The U.S. House of Representatives Tuesday passed a broad energy bill that will boost automobile fuel efficiency standards and require more use of renewable fuels like ethanol.
Following is a summary of some key items of the Energy Independence and Security Act, already passed by the Senate, which President George W. Bush is expected to sign into law this week:
Vehicle Fuel Economy:
- Increases Corporate Average Fuel Economy, or CAFE, standards to 35 miles per gallon (15 km per liter) by 2020 -- the first congressional increase in 32 years.
- Sets separate standards for cars and light trucks.
- Beginning in 2011 model year, National Highway Traffic Safety Administration annually increases nationwide CAFE standard. For 2021-2030 model years, car and light truck standards rise at a "maximum feasible rate" set by NHTSA.
- Automakers can trade fuel economy credits earned between the passenger car and light truck fleets when they exceed goals, and borrow against future gains for up to 3 years.
- Could lower U.S. crude oil usage by 2 million barrels per day -- or 8 percent -- by 2030, according to government estimates.
- Increased vehicle fuel efficiency will save American families $700 to $1,000 a year at the pump.
Renewable Fuel Mandate:
- Expands mandate for U.S.-grown biofuels, such as ethanol, to 36 billion gallons in 2022, versus current levels near 6.5 billion gallons.
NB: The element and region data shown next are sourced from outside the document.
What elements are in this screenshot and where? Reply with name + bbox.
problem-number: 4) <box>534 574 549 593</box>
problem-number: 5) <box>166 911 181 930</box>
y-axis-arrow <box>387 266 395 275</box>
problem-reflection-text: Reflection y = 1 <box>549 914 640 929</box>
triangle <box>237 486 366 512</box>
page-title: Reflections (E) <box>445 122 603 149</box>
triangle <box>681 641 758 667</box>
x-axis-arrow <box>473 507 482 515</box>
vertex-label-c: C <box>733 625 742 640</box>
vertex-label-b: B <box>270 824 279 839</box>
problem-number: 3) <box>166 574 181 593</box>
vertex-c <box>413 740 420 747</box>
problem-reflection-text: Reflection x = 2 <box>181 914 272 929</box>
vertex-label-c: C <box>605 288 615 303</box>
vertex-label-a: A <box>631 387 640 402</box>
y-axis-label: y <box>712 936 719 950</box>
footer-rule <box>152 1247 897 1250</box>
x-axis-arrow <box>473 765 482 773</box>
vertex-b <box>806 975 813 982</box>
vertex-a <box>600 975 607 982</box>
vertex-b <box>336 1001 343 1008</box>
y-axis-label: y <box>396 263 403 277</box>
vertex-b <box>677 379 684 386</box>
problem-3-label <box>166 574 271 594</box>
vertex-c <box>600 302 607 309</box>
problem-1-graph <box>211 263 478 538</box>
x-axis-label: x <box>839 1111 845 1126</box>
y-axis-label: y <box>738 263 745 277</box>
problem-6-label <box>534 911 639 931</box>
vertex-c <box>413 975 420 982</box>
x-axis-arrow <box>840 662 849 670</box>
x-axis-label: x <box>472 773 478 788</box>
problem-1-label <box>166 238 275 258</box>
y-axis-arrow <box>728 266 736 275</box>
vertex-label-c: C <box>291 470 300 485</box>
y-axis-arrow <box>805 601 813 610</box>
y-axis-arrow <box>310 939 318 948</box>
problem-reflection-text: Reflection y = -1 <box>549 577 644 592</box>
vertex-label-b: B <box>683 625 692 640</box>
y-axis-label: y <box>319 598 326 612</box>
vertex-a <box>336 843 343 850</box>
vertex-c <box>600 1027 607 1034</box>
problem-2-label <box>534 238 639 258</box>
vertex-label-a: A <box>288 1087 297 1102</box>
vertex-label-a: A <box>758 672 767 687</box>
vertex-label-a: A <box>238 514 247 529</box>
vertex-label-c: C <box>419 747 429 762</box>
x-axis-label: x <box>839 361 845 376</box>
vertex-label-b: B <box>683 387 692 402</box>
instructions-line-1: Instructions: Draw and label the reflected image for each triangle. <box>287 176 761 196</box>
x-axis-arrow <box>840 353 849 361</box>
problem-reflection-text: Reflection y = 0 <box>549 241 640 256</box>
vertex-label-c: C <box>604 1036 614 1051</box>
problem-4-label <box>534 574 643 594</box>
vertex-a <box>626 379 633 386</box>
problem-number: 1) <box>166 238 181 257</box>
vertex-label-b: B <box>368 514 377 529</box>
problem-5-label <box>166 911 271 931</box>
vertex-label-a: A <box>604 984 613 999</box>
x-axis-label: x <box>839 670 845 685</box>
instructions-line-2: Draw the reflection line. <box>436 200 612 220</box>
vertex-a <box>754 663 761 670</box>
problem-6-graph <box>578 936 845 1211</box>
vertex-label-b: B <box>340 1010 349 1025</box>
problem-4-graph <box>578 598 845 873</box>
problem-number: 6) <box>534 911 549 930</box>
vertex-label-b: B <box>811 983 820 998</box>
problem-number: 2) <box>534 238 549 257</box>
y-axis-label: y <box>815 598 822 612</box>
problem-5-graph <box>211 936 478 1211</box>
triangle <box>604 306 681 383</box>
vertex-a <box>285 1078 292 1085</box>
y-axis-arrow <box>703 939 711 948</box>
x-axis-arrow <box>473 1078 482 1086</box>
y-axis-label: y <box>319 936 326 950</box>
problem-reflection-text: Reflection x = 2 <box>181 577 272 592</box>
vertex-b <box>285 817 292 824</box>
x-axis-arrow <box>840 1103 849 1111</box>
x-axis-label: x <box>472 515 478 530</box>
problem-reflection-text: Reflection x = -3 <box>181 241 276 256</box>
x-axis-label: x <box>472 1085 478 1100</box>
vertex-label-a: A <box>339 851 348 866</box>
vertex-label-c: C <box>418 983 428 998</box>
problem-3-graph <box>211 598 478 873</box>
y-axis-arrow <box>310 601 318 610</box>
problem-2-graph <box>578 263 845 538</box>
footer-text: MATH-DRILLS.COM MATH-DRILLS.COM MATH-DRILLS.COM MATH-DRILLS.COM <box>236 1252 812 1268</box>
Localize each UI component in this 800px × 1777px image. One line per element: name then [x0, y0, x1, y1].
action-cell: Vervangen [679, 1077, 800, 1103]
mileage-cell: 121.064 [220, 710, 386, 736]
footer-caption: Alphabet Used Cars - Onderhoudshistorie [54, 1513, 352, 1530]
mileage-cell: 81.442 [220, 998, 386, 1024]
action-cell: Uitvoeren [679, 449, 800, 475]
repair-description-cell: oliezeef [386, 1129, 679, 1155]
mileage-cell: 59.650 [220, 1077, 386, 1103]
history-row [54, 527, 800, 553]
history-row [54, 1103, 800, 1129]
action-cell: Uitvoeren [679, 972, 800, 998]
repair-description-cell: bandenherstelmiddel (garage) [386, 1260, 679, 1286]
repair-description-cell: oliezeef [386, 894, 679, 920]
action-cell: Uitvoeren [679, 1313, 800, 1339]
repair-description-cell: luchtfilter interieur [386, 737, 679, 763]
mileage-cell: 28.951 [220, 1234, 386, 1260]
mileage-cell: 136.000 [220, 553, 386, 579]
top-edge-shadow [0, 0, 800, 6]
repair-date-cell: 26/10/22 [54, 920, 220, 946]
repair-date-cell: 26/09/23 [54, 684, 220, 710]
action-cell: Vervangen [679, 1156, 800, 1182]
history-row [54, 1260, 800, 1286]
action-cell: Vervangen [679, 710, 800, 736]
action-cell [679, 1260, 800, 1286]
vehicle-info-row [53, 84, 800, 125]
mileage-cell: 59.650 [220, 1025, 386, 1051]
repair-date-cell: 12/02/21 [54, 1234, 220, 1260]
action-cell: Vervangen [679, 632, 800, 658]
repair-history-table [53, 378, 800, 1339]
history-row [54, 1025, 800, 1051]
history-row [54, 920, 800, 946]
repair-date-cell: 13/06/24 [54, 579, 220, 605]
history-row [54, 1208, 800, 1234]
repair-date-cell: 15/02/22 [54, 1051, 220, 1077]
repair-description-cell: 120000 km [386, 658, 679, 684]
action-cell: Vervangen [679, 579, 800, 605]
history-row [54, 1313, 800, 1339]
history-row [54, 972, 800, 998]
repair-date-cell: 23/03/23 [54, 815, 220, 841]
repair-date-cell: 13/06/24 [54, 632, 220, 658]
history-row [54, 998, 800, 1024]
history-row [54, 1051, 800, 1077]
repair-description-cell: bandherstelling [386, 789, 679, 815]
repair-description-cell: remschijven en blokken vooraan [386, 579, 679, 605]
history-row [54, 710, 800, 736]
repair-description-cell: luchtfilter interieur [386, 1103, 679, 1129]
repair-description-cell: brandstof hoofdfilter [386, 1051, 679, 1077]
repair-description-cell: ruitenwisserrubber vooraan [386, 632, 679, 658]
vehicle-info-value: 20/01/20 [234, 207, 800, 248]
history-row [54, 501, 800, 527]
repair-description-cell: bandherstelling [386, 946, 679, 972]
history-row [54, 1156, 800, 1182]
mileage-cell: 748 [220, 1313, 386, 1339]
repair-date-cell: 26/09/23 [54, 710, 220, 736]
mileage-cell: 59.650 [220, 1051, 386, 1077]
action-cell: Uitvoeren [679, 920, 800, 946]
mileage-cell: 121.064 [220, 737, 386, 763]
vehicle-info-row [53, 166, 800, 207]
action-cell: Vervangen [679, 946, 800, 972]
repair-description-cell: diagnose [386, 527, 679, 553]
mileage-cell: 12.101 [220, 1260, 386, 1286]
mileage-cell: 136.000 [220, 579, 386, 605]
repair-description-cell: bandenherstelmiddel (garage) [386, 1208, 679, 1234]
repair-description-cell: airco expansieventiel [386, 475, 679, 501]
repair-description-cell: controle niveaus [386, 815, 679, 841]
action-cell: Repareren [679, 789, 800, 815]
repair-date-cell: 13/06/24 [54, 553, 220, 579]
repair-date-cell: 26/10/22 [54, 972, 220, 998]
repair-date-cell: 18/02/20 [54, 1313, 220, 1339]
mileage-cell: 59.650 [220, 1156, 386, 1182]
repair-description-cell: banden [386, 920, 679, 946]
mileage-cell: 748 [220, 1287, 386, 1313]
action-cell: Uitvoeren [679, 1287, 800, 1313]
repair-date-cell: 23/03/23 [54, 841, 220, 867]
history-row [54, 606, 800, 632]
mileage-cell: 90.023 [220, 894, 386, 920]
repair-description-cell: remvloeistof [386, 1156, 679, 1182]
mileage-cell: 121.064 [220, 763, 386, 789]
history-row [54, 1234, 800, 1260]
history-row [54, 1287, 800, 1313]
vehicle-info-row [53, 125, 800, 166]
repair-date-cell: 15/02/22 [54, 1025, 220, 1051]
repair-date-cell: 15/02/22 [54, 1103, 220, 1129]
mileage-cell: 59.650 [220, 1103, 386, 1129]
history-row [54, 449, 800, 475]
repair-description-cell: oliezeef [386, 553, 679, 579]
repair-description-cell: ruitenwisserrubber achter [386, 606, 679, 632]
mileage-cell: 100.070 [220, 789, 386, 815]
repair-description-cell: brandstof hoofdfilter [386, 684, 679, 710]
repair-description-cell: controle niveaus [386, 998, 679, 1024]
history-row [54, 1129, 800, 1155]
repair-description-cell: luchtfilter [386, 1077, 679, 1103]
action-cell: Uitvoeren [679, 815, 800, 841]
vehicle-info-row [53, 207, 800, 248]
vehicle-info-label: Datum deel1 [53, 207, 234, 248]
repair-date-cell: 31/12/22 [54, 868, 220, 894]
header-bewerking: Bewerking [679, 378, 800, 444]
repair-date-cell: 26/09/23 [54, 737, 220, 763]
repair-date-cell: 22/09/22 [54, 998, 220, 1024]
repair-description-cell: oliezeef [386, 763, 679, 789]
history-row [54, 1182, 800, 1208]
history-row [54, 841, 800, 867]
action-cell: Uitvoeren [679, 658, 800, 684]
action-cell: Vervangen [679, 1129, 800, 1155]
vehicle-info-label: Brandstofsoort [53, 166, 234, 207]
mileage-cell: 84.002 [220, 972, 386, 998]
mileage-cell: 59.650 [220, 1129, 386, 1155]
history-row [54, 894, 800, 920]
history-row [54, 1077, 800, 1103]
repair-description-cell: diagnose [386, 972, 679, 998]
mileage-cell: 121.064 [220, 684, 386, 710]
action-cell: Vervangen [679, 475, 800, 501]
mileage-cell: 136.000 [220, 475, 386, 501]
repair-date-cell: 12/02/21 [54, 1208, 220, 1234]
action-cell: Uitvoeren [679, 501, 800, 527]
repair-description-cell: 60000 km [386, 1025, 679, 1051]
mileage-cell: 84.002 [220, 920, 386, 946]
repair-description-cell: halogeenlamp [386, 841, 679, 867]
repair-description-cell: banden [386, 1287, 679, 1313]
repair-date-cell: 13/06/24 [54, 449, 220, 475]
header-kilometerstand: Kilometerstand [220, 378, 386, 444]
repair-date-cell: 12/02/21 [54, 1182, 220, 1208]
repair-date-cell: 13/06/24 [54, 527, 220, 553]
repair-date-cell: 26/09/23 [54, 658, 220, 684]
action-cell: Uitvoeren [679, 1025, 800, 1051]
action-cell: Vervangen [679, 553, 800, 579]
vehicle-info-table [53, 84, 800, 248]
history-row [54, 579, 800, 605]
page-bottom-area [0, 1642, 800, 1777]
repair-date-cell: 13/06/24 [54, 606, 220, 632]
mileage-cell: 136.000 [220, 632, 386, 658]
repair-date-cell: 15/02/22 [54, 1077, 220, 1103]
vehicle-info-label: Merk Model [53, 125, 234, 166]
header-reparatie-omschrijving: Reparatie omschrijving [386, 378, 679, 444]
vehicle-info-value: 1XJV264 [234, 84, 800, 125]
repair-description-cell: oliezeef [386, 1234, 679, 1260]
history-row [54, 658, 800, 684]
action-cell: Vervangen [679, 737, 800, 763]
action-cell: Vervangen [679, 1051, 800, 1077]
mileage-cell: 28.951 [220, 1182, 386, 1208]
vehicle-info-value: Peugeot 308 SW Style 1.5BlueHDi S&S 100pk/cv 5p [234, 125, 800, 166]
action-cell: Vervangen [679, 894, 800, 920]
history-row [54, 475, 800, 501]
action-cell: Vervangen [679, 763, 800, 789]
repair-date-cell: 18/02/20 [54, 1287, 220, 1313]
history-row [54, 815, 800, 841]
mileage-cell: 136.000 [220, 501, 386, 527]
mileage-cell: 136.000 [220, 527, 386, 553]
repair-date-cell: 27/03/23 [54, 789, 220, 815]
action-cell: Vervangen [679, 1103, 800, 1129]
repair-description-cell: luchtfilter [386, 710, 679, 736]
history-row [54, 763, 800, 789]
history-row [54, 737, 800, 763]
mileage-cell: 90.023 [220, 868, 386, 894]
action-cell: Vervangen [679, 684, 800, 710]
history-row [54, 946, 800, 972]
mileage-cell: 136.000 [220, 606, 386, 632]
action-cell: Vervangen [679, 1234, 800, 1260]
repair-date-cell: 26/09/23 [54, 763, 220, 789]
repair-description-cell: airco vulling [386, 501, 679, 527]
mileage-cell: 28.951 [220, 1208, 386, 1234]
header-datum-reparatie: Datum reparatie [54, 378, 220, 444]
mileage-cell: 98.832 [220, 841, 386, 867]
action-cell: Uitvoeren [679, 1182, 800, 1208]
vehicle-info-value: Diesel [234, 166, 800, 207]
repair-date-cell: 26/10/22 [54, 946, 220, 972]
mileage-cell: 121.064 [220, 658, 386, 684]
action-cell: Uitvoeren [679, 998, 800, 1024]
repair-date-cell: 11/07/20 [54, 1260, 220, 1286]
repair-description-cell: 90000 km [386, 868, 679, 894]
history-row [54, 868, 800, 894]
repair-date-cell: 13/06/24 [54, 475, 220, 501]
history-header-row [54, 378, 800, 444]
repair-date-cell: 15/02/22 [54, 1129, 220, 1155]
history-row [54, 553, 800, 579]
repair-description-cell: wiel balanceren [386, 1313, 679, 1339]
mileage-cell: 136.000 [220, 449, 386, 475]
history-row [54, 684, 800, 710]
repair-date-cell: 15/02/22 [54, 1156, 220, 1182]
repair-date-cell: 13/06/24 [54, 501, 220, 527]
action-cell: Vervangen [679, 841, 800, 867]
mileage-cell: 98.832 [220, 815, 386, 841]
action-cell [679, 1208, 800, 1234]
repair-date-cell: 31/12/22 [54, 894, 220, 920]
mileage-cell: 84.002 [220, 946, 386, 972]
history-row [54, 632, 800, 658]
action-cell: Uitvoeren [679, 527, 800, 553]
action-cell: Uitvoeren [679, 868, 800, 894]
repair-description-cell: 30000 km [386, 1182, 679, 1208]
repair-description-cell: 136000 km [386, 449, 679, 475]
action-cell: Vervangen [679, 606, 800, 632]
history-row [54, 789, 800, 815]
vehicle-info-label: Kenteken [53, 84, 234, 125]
Near-term usage requirement goes to 9 billion gallons in 2008 and 15.2 billion gallons in 2011.
- Caps ethanol supply from corn at 15 billion gallons; the rest must come from non-food "cellulosic" sources, such as switchgrass and wood chips.
- Bans companies from restricting installation of ethanol pumps as part of franchise agreements.
Efficiency and Research:
- Increases the efficiency of buildings, homes, appliances, and lighting, reducing heat-trapping carbon dioxide emissions 75 percent.
- Building, appliance, and lighting efficiency will save consumers $400 billion through 2030.
- Phases out use of incandescent lightbulbs, cutting energy use from light bulbs by 60 percent by 2020.
- Requires dishwashers to cut water usage by 28 percent and clothes washers by 40 percent.
- Sets new incentives for developing energy from wind, solar, geothermal and other renewable sources.
- Funds new research into capturing carbon emissions from coal plants and sequestering them in underground reservoirs.